FYI, I typically see a jump in the remaining battery power of one bar (on the unit's display) about an hour or so after ending a shoot (when I am home) and the housing is still cold to the touch even during the summer. This goes for both Li and Ni type batteries - cameras and strobes.

  • Author
12 hours ago, Chris Ross said:

So is this only when you started using it in very cold water or is it was working for a while in the very cold water but suddenly started dying? This may indicate a new battery could do better? Other than that you could try keeping the housing in a cooler with a hot water bottle until you hop in the river perhaps?

It only started happening in very cold water. In one week I went from shooting in 46F water (7.7C) to 38F (3.3C) water and that's where I noticed the big difference. I have 4 Canon batteries (not knock offs) that I rotate through and they all started dropping out after 600-700 shots in the colder water. Can't say I blame the batteries, a chemsitry that works in very cold temps is probably very different than hot environments.

A new battery would almost certainly have more capacity although my batteries are only a year old and have been cycled ~40 times each so some wear but not that beat up. Typically once I'm in the water I'm in for 4-6 hours which means the camera gets cold and stays cold and I often the reason I get out is I have to change a battery which happens more in the colder water. I'm sure the battery self warms a little when it's being used but not nearly enough for the temperatures I'm seeing. Obviously anytime I have to open up my housing, especially in the middle of the woods in a drysuit only increases the risk that my housing might flood, which I would like to minimize :)

19 hours ago, brightnight said:

It only started happening in very cold water. In one week I went from shooting in 46F water (7.7C) to 38F (3.3C) water and that's where I noticed the big difference. I have 4 Canon batteries (not knock offs) that I rotate through and they all started dropping out after 600-700 shots in the colder water. Can't say I blame the batteries, a chemsitry that works in very cold temps is probably very different than hot environments.

A new battery would almost certainly have more capacity although my batteries are only a year old and have been cycled ~40 times each so some wear but not that beat up. Typically once I'm in the water I'm in for 4-6 hours which means the camera gets cold and stays cold and I often the reason I get out is I have to change a battery which happens more in the colder water.

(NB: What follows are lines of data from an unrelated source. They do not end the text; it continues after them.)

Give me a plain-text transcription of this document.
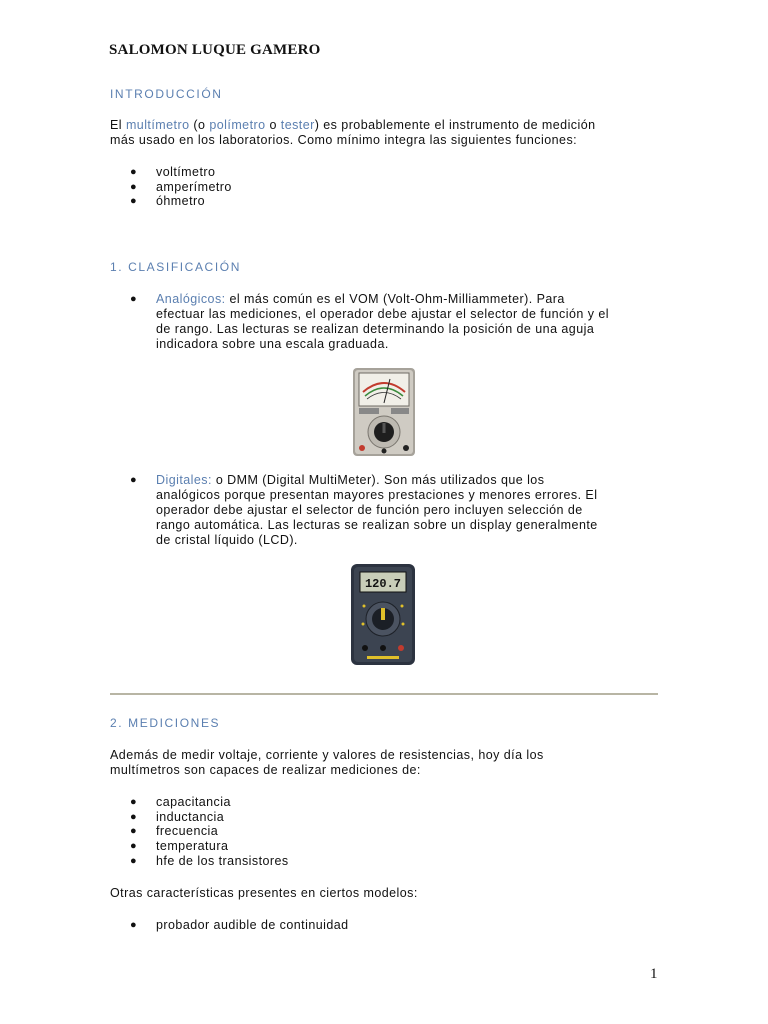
SALOMON LUQUE GAMERO
INTRODUCCIÓN
El multímetro (o polímetro o tester) es probablemente el instrumento de medición
más usado en los laboratorios. Como mínimo integra las siguientes funciones:
● voltímetro
● amperímetro
● óhmetro
1. CLASIFICACIÓN
● Analógicos: el más común es el VOM (Volt-Ohm-Milliammeter). Para
efectuar las mediciones, el operador debe ajustar el selector de función y el
de rango. Las lecturas se realizan determinando la posición de una aguja
indicadora sobre una escala graduada.
● Digitales: o DMM (Digital MultiMeter). Son más utilizados que los
analógicos porque presentan mayores prestaciones y menores errores. El
operador debe ajustar el selector de función pero incluyen selección de
rango automática. Las lecturas se realizan sobre un display generalmente
de cristal líquido (LCD).
120.7
2. MEDICIONES
Además de medir voltaje, corriente y valores de resistencias, hoy día los
multímetros son capaces de realizar mediciones de:
● capacitancia
● inductancia
● frecuencia
● temperatura
● hfe de los transistores
Otras características presentes en ciertos modelos:
● probador audible de continuidad
1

I'm sure the battery self warms a little when it's being used but not nearly enough for the temperatures I'm seeing. Obviously anytime I have to open up my housing, especially in the middle of the woods in a drysuit only increases the risk that my housing might flood, which I would like to minimize :)

It seems like you might be reaching the natural limit for your batteries if this is the case, potentially it's not so much the exposures taken but the time the camera is on, presumably it doesn't go off to sleep at any point in the 4-6 hours. I also see Canon has a new battery out the LP-E6P, this video claims greater run time for a cinema camera using it:

No image preview

Totally Awesome - Canon - What Have You Done - LP-E6P vs...

I just watched a great video on youtube by Josh Sattin.  In it he compares video runtime performance between the new LP-E6P and the now older LP-E6NH.  Since I shoot in 4K 24p most often, this was hug

Might be worthwhile getting one of these to try it out and see if you get an improvement?